Sabine Lisicki laughs, it seems excited. Positively excited. She says: “I’m doing very well, I’m incredibly happy to play in Berlin. In my home country, in my home club.” This weekend, the big tennis tournament in Berlin starts at the LTTC Rot-Weiss facility, trading under the name “Bett1 Open”. The WTA 500 tournament is worth $757,000. Sabine Lisicki is at the start – and that was unthinkable for a long time.

It’s a comeback, or rather an attempt at a comeback. Sabine Lisicki had to take a break for 18 months after a cruciate ligament tear. She went more than 500 days without a single tournament game. Now she has been able to play three small tournaments, won five of eight matches and Lisicki is back in 994th place in the world rankings. She received a wild card for Berlin, or more precisely, a starting permit for the qualification at the weekend, the small tournament before the tournament. She knows that, as a qualifier she once fought her way forward at Wimbledon. But those were different times, younger times. Sabine Lisicki is now 32 years old. Berlin is something like their very last chance to play their way back onto the big stage.

Sabine Lisicki and the big stage? Yes, there was something. Or there was almost something – really big. That was in early July 2013. Lisicki was the first German player since Steffi Graf to reach the Wimbledon final in 1999. The game was not a street sweeper at home, especially since it was broadcast on pay TV, but there were already a number of restaurants in Berlin that invited to public viewing. There, before the match, the rather mature audience talked in many places about the great times of Graf and Boris Becker, the expectations were high, especially in Berlin – and they were disappointed. Lisicki lost without a word to Marion Bartoli 1:6 and 4:6. The French ended her career a few weeks later.

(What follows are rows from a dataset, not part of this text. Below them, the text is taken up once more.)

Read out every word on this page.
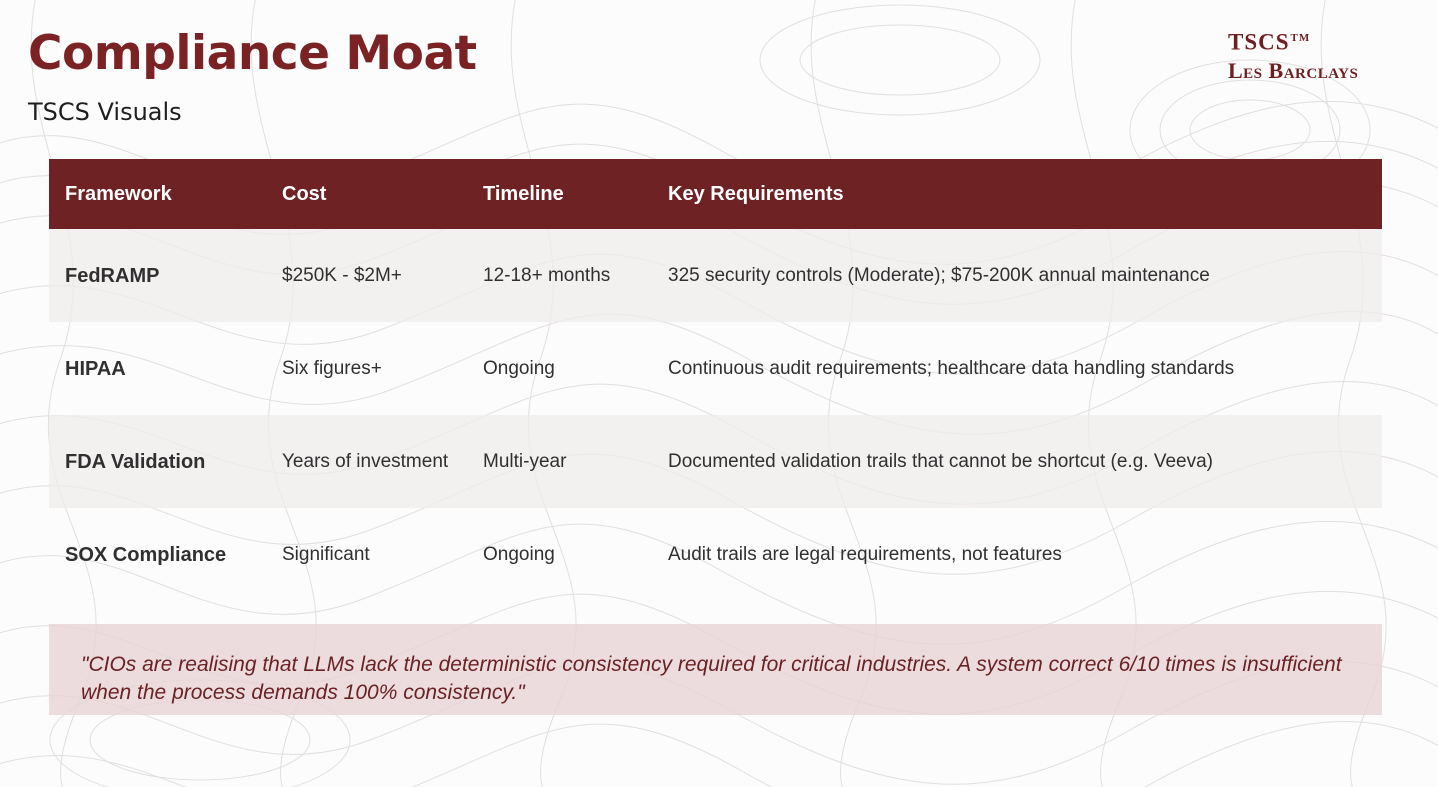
Compliance Moat
TSCS Visuals
TSCS™
Les Barclays
Framework	Cost	Timeline	Key Requirements
FedRAMP	$250K - $2M+	12-18+ months	325 security controls (Moderate); $75-200K annual maintenance
HIPAA	Six figures+	Ongoing	Continuous audit requirements; healthcare data handling standards
FDA Validation	Years of investment	Multi-year	Documented validation trails that cannot be shortcut (e.g. Veeva)
SOX Compliance	Significant	Ongoing	Audit trails are legal requirements, not features
"CIOs are realising that LLMs lack the deterministic consistency required for critical industries. A system correct 6/10 times is insufficient when the process demands 100% consistency."
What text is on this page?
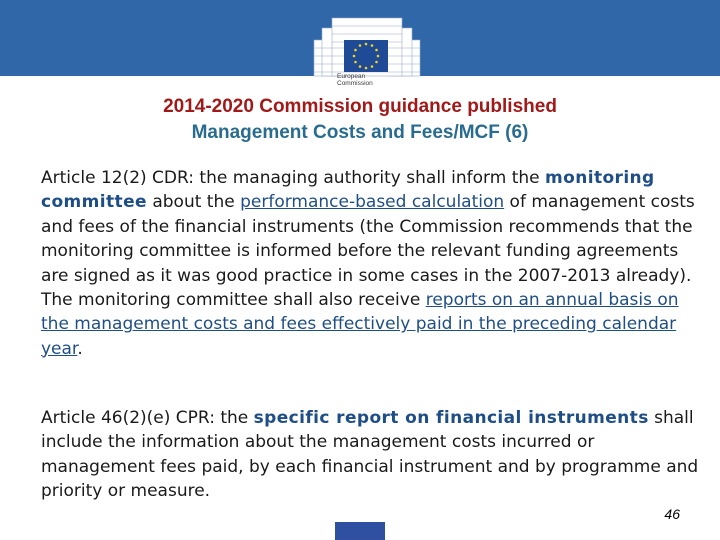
European
Commission
2014-2020 Commission guidance published
Management Costs and Fees/MCF (6)
Article 12(2) CDR: the managing authority shall inform the monitoring committee about the performance-based calculation of management costs and fees of the financial instruments (the Commission recommends that the monitoring committee is informed before the relevant funding agreements are signed as it was good practice in some cases in the 2007-2013 already). The monitoring committee shall also receive reports on an annual basis on the management costs and fees effectively paid in the preceding calendar year.
Article 46(2)(e) CPR: the specific report on financial instruments shall include the information about the management costs incurred or management fees paid, by each financial instrument and by programme and priority or measure.
46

For Lisicki it was a defeat of tragic dimensions, because she would never get that far again. The German tennis player, who seemed on the verge of jumping, was soon sidelined – especially since Angelique Kerber’s heyday with her Grand Slam titles soon began. It was such a small story that had happened to Claudia Kohde-Kilsch decades before: she announced in a big cover story in “Stern” that she would soon rise to number one. The article ended with her just being overtaken by Graf in the world rankings.

After her big performance, Sabine Lisicki’s career was marked by many setbacks and injuries. Mononucleosis, cruciate ligament rupture. Sure, there were highlights, even after Wimbledon – including a few funny ones, around 2015. In one match, she beat a whopping 27 aces, a world record. But things have been going downhill since 2017. “Of course it would have been different if I had had one or two fewer injuries,” she says. But she doesn’t look back. So then the modest look ahead, to Berlin, not her original home, but her second home after moving from Troisdorf near Bonn at a young age. Sabine Lisicki says: “First of all, I’m happy to be back on the pitch after 18 months.” The first tournaments went well.

“Of course it takes time to get in. I worked hard to get here. I’ll reach the first goal on Saturday when I play the match.” She doesn’t want to think much further, at least not out loud. Logically, she had high goals, but her body needs time after lengthy operations. One should not underestimate that. “I have to go forward step by step. I’m a patient person. Now I can be found in the ranking list again. Starting from scratch is not easy.”

But Berlin is a good place to start from scratch. “Here is my home club.” A few things have changed, such as the surface at the tournament: The favorites are preparing for Wimbledon on the grass, just like they did in Birmingham, Lisicki won the tournament eleven years ago. “Of course I noticed the change in Berlin,” she says and laughs: “Grass is my favorite surface, it fits like a glove.”

Then she talks about how nice it can be to be able to play at home again in front of family and friends in her “second career”. Finally she makes a little declaration of war. She is not too old not to be able to stand on the pitch for a few more years. “I didn’t come to Berlin just to play.”